Aachen. Die Vorwürfe gegen einen 27 Jahre alten Pfleger des Aachener Universitätsklinikums sind bei weitem ernster, als die Klinikumsleitung am Mittwoch eingestanden hatte. Denn wie die Aachener Staatsanwaltschaft am Donnerstag mitteilte, soll der Pfleger einen 28 Jahre alten Patienten mit einem Anästhetikum betäubt und anschließend vergewaltigt haben.

Der Patient habe den Übergriff mitbekommen, sich aber nicht dagegen wehren können. Der Vorfall habe sich am 14. Oktober hinter einem Vorhang im Behandlungsbereich der Notaufnahme ereignet, erklärte die Staatsanwaltschaft weiter.

Aufgrund der Aussage des Patienten leitete die Staatsanwaltschaft ein Ermittlungsverfahren gegen den Pfleger ein. Mittlerweile aber, sagte Oberstaatsanwältin Katja Schlenkermann-Pitts, gebe es ein rechtsmedizinisches Gutachten, das die Darstellung des Patienten belege. Der mittlerweile entlassene 27-jährige Krankenpfleger sei weder vorbestraft noch polizeibekannt gewesen, sagte Schlenkermann-Pitts weiter.

Das Klinikum selbst hatte mitgeteilt, dem Pfleger werde vorgeworfen, den Patienten „unsittlich berührt zu haben“. Auch am Donnerstag wollte sich das Klinikum über die am Mittwoch veröffentlichte Stellungnahme hinaus nicht zu dem Fall äußern.
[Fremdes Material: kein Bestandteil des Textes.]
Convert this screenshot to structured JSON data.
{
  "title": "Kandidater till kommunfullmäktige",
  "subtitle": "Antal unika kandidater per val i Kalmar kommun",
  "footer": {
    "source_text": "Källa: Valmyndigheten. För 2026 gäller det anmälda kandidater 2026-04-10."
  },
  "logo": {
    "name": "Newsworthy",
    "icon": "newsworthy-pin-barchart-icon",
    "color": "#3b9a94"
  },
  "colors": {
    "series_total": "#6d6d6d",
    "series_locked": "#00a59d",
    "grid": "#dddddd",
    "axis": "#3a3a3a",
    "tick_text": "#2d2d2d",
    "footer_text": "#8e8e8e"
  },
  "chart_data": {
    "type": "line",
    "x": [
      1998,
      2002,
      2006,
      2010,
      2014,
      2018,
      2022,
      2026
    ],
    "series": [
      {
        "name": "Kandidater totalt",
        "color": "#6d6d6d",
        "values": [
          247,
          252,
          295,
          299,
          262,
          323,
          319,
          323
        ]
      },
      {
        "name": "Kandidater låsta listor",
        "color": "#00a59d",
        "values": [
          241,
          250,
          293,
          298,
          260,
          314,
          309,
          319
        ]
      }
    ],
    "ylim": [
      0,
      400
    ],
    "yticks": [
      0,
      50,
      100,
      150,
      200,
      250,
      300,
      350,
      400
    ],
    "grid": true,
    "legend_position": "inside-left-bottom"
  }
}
Auch die Frage, ob die Klinikumsleitung sich nach dem Vorfall vergangenen Oktober und dem 2014 öffentlich gewordenen Selfie-Skandal mit möglichen strukturellen Problemen in der Notaufnahme befasst hat, ließ das Klinikum unbeantwortet. Sich zu diesem Zeitpunkt mit einer solchen Frage zu befassen, „könnte vorverurteilenden Charakter haben“, erklärte Klinikumssprecher Mathias Brandstädter.

Der Missbrauch von wehrlosen Patienten in der Notaufnahme des Aachener Klinikums hatte seinerzeit für Aufsehen gesorgt. Pfleger hatten entwürdigende Bilder von Patienten gemacht. Drei von fünf angeklagten Pflegern waren zu Bewährungsstraßen verurteilt worden.